There are far more ways to get it wrong than there are ways to get it right when launching a localized product overseas. So, statistically speaking, you’re more likely to land on the wrong side of the equation.

We have worked with countless enterprises that have come to us for help AFTER a global launch misfire. And in all cases, we can point to what the companies did wrong.

More often than not, it was a lack of planning, and these foundational mistakes can trigger a cascade of problems. A lot of companies think, Oh, we’ll figure that out later, without realizing how the lack of preparation can end up being more costly down the road.

That’s why the time you spend developing your product globalization strategy is so critical.In fact, beyond just avoiding issues along the way, your systems have to be strong and smart and flexible enough to scale with your company’s progress. It’s not enough for your strategy to be ready for a first-round adaptation of your product; the ecosystem itself needs to be ready to adapt for future growth, evolution, and world domination. And that includes your translation management tools, your linguistic assets, your translators, your editors, your reviewers, your developers, and your product. You need an ongoing commitment from everyone involved to be a part of the solution.

Get Serious About Your Product Globalization Strategy

The boss is the money. If you’re not on the edge of your seat, listening to a localization expert, we know, at least, you’ll listen to your investors. They want it all done quickly so you can launch and start profiting from wealthy new markets. But read between the lines: they also want it done right.Failing at launch or failing a year after a successful launch because you inadvertently squandered your resources is still failure.
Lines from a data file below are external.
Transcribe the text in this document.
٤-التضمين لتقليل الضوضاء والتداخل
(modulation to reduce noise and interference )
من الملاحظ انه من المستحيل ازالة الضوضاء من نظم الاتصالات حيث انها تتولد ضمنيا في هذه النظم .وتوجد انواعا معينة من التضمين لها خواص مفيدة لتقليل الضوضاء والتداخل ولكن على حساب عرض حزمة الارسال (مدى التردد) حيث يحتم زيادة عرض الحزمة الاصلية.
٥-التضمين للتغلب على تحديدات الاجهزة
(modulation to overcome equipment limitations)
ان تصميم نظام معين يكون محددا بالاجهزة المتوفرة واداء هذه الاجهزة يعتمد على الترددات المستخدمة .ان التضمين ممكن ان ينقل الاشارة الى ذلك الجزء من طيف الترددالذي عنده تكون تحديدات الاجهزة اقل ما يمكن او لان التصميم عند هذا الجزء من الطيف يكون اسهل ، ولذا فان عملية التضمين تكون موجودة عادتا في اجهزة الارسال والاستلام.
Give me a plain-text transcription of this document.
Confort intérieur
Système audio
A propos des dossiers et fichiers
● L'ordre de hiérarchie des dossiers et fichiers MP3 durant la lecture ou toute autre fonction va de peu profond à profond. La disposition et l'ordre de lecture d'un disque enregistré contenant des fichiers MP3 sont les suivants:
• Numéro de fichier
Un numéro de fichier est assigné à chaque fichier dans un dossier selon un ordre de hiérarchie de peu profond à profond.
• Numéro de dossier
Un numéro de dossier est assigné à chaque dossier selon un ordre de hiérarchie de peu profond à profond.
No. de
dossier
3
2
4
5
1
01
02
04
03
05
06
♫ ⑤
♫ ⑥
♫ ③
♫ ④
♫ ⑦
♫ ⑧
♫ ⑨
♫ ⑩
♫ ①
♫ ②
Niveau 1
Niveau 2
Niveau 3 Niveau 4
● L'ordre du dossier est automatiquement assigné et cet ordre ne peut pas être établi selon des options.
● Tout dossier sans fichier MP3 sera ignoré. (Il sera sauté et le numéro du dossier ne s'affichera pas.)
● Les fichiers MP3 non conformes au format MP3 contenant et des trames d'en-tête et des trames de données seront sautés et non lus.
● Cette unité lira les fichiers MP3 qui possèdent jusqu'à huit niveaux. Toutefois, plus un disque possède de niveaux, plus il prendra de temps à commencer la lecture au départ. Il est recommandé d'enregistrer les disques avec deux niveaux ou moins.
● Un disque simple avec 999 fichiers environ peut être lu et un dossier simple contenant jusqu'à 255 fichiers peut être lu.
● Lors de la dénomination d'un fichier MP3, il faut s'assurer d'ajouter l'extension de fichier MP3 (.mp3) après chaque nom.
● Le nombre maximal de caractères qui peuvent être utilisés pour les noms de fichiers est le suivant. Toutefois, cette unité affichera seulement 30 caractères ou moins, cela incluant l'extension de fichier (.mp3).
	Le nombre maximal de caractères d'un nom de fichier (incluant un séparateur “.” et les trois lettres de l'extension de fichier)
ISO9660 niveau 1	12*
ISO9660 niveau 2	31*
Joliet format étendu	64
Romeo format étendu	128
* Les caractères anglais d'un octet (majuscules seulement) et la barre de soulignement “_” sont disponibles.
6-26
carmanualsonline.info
The systems you invest in now can set you up for sustainable success. So, how should you go about strategizing for product globalization and localization?

Align Your Team

The goal here is to align your team, not your teams. When it comes time for localization, we have to stress how important it is for everyone to be on the same page and working toward the same goals.

The right hand might know what he is doing, and the left hand might know exactly what she is doing, but if they don’t know what each other is doing— Well, you end up investing resources to reinvent the wheel, and you miss golden opportunities to share knowledge and progress.It’s true that everyone should be a leader for their own area of expertise, but that should go hand-in-hand with collaboration toward shared goalposts.

The fate of product globalization rests on so many shoulders, and if those individuals aren’t in sync and their shoulders deviate, the product falls. And it may be prohibitively complicated to reassemble the splinters. So, you have to get everyone’s buy-in from the start. That includes developers and other creatives. Everyone involved should understand how their responsibilities contribute to the whole. A developer’s small choices for defining variables can have a huge impact on a translator’s ability to adapt a string for the best user experience—which is what matters in the end. All around, best practices need to be systematized to support the whole.

Commit to Preparation

For a system of localization to be successful and sustainable over the long term, you can’t skimp on the strategy and preparation. You need to have a clear understanding upfront of the various players on your localization team, the various types of content that will be flowing through your system, and the style and terminology guidelines that will preserve your brand and product integrity as you break into new languages and markets.In fact, this is also the best time to work on aligning your team and identifying those goals that will guide each action along the localization workflow.

The initial phase of product globalization tends to be very engineer focused and fast moving. But you need to anticipate that the engineers will eventually be handing off their creations to a localization team that may not have engineering experience. That hand-off needs to be handled strategically so that the players who will be knee-deep in the system’s process understand, from the inside out, the architecture of your solution. Don’t cut corners during these knowledge transfers.

Identify Your Sources of Authority

Another cohort you need to dial in to your best practices will be the reviewers who contribute to quality management. You need to think carefully about who will be the authority in your company. Because the language on the user’s screen is essentially your product, we can’t underestimate how critical are language adaptation and quality. Yes, your back-end code needs to be seamless, but that is not really what the user sees.

The language is what really characterizes the user experience, and you need trusted insiders to be the gatekeepers of that experience.During your planning stages, develop a clear set of expectations and a system of tracking so that you can lean on the data for evolving content quality. Commitment to standardization is what will empower reviewers to be consistent in their actionable feedback—and to ensure consistency in the end content.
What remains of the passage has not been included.